In recent years, large amounts of health data, such as patient Electronic Health Records (EHR), are becoming readily available. This provides an unprecedented opportunity for knowledge discovery and data mining algorithms to dig insights from them, which can, later on, be helpful to the improvement of the quality of care delivery. Predictive modeling of clinical risks, including in-hospital mortality, hospital readmission, chronic disease onset, condition exacerbation, etc., from patient EHR, is one of the health data analytic problems that attract lots of the interests. The reason is not only because the problem is important in clinical settings, but also is challenging when working with EHR such as sparsity, irregularity, temporality, etc. Different from applications in other domains such as computer vision and natural language processing, the data samples in medicine (patients) are relatively limited, which creates lots of troubles for building effective predictive models, especially for complicated ones such as deep learning. In this paper, we propose MetaPred, a meta-learning framework for clinical risk prediction from longitudinal patient EHR. In particular, in order to predict the target risk with limited data samples, we train a meta-learner from a set of related risk prediction tasks which learns how a good predictor is trained. The meta-learned can then be directly used in target risk prediction, and the limited available samples in the target domain can be used for further fine-tuning the model performance. The effectiveness of MetaPred is tested on a real patient EHR repository from Oregon Health & Science University. We are able to demonstrate that with Convolutional Neural Network (CNN) and Recurrent Neural Network (RNN) as base predictors, MetaPred can achieve much better performance for predicting target risk with low resources comparing with the predictor trained on the limited samples available for this risk alone.

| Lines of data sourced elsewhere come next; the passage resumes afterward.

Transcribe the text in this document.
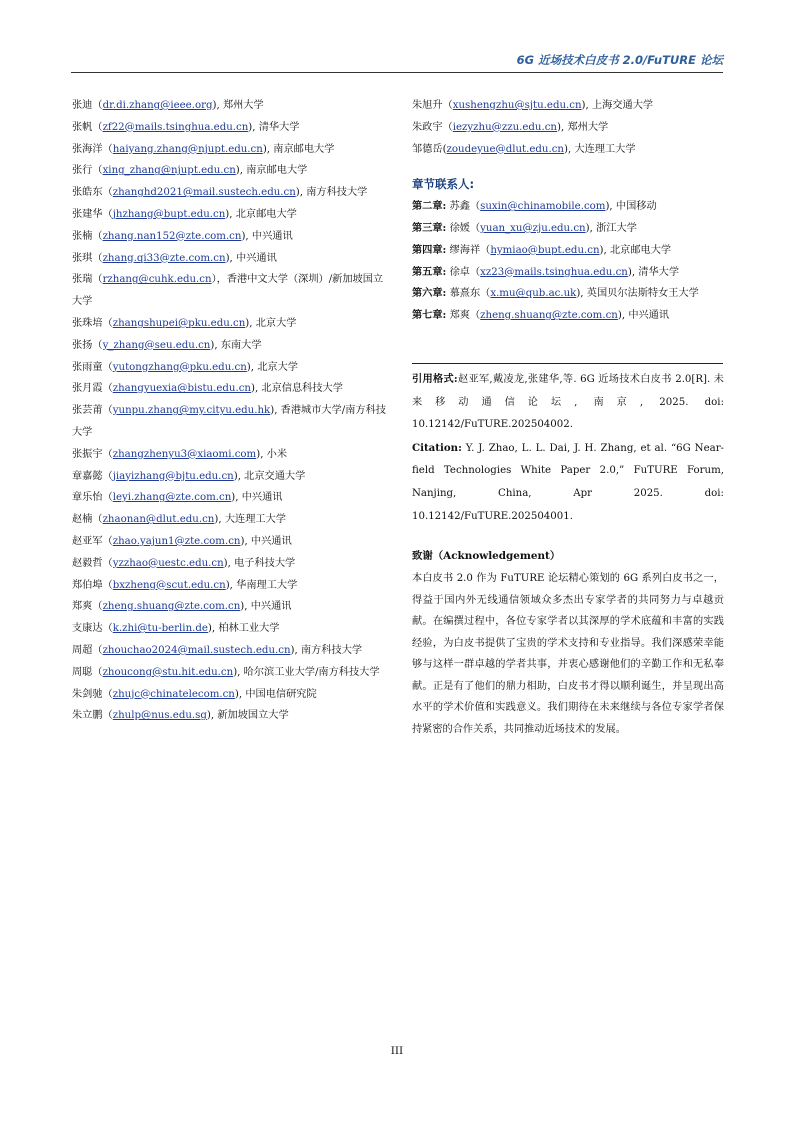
6G 近场技术白皮书 2.0/FuTURE 论坛
张迪（dr.di.zhang@ieee.org), 郑州大学
张帆（zf22@mails.tsinghua.edu.cn), 清华大学
张海洋（haiyang.zhang@njupt.edu.cn), 南京邮电大学
张行（xing_zhang@njupt.edu.cn), 南京邮电大学
张皓东（zhanghd2021@mail.sustech.edu.cn), 南方科技大学
张建华（jhzhang@bupt.edu.cn), 北京邮电大学
张楠（zhang.nan152@zte.com.cn), 中兴通讯
张琪（zhang.qi33@zte.com.cn), 中兴通讯
张瑞（rzhang@cuhk.edu.cn），香港中文大学（深圳）/新加坡国立大学
张珠培（zhangshupei@pku.edu.cn), 北京大学
张扬（y_zhang@seu.edu.cn), 东南大学
张雨童（yutongzhang@pku.edu.cn), 北京大学
张月霞（zhangyuexia@bistu.edu.cn), 北京信息科技大学
张芸莆（yunpu.zhang@my.cityu.edu.hk), 香港城市大学/南方科技大学
张振宇（zhangzhenyu3@xiaomi.com), 小米
章嘉懿（jiayizhang@bjtu.edu.cn), 北京交通大学
章乐怡（leyi.zhang@zte.com.cn), 中兴通讯
赵楠（zhaonan@dlut.edu.cn), 大连理工大学
赵亚军（zhao.yajun1@zte.com.cn), 中兴通讯
赵毅哲（yzzhao@uestc.edu.cn), 电子科技大学
郑伯埠（bxzheng@scut.edu.cn), 华南理工大学
郑爽（zheng.shuang@zte.com.cn), 中兴通讯
支康达（k.zhi@tu-berlin.de), 柏林工业大学
周超（zhouchao2024@mail.sustech.edu.cn), 南方科技大学
周聪（zhoucong@stu.hit.edu.cn), 哈尔滨工业大学/南方科技大学
朱剑驰（zhujc@chinatelecom.cn), 中国电信研究院
朱立鹏（zhulp@nus.edu.sg), 新加坡国立大学
朱旭升（xushengzhu@sjtu.edu.cn), 上海交通大学
朱政宇（iezyzhu@zzu.edu.cn), 郑州大学
邹德岳(zoudeyue@dlut.edu.cn), 大连理工大学
章节联系人:
第二章: 苏鑫（suxin@chinamobile.com), 中国移动
第三章: 徐媛（yuan_xu@zju.edu.cn), 浙江大学
第四章: 缪海祥（hymiao@bupt.edu.cn), 北京邮电大学
第五章: 徐卓（xz23@mails.tsinghua.edu.cn), 清华大学
第六章: 慕熹东（x.mu@qub.ac.uk), 英国贝尔法斯特女王大学
第七章: 郑爽（zheng.shuang@zte.com.cn), 中兴通讯
引用格式:赵亚军,戴凌龙,张建华,等. 6G 近场技术白皮书 2.0[R]. 未来移动通信论坛, 南京, 2025. doi: 10.12142/FuTURE.202504002.
Citation: Y. J. Zhao, L. L. Dai, J. H. Zhang, et al. “6G Near-field Technologies White Paper 2.0,” FuTURE Forum, Nanjing, China, Apr 2025. doi: 10.12142/FuTURE.202504001.
致谢（Acknowledgement）
本白皮书 2.0 作为 FuTURE 论坛精心策划的 6G 系列白皮书之一，得益于国内外无线通信领域众多杰出专家学者的共同努力与卓越贡献。在编撰过程中，各位专家学者以其深厚的学术底蕴和丰富的实践经验，为白皮书提供了宝贵的学术支持和专业指导。我们深感荣幸能够与这样一群卓越的学者共事，并衷心感谢他们的辛勤工作和无私奉献。正是有了他们的鼎力相助，白皮书才得以顺利诞生，并呈现出高水平的学术价值和实践意义。我们期待在未来继续与各位专家学者保持紧密的合作关系，共同推动近场技术的发展。
III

近年来,大量的健康数据,如患者电子健康记录(EHR),正变得易于获取。这为知识发现和数据挖掘算法从这些数据中挖掘见解提供了前所未有的机会,这些见解随后有助于提高医疗服务质量。从患者电子健康记录中对临床风险进行预测建模,包括住院死亡率、医院再入院率、慢性病发病、病情加重等,是吸引众多关注的健康数据分析问题之一。原因不仅在于该问题在临床环境中很重要,而且在处理电子健康记录时具有挑战性,如稀疏性、不规则性、时间性等。与计算机视觉和自然语言处理等其他领域的应用不同,医学领域的数据样本(患者)相对有限,这给构建有效的预测模型带来了诸多麻烦,尤其是对于深度学习等复杂模型。在本文中,我们提出了MetaPred,一种用于从纵向患者电子健康记录中进行临床风险预测的元学习框架。具体而言,为了用有限的数据样本预测目标风险,我们从一组相关的风险预测任务中训练一个元学习者,该元学习者学习如何训练一个好的预测器。然后,元学习器可直接用于目标风险预测,并且目标领域中有限的可用样本可用于进一步微调模型性能。我们在俄勒冈健康与科学大学的真实患者电子健康记录库上测试了MetaPred的有效性。我们能够证明,以卷积神经网络(CNN)和循环神经网络(RNN)作为基础预测器,与仅在该风险可用的有限样本上训练的预测器相比,MetaPred在低资源情况下预测目标风险时能取得更好的性能。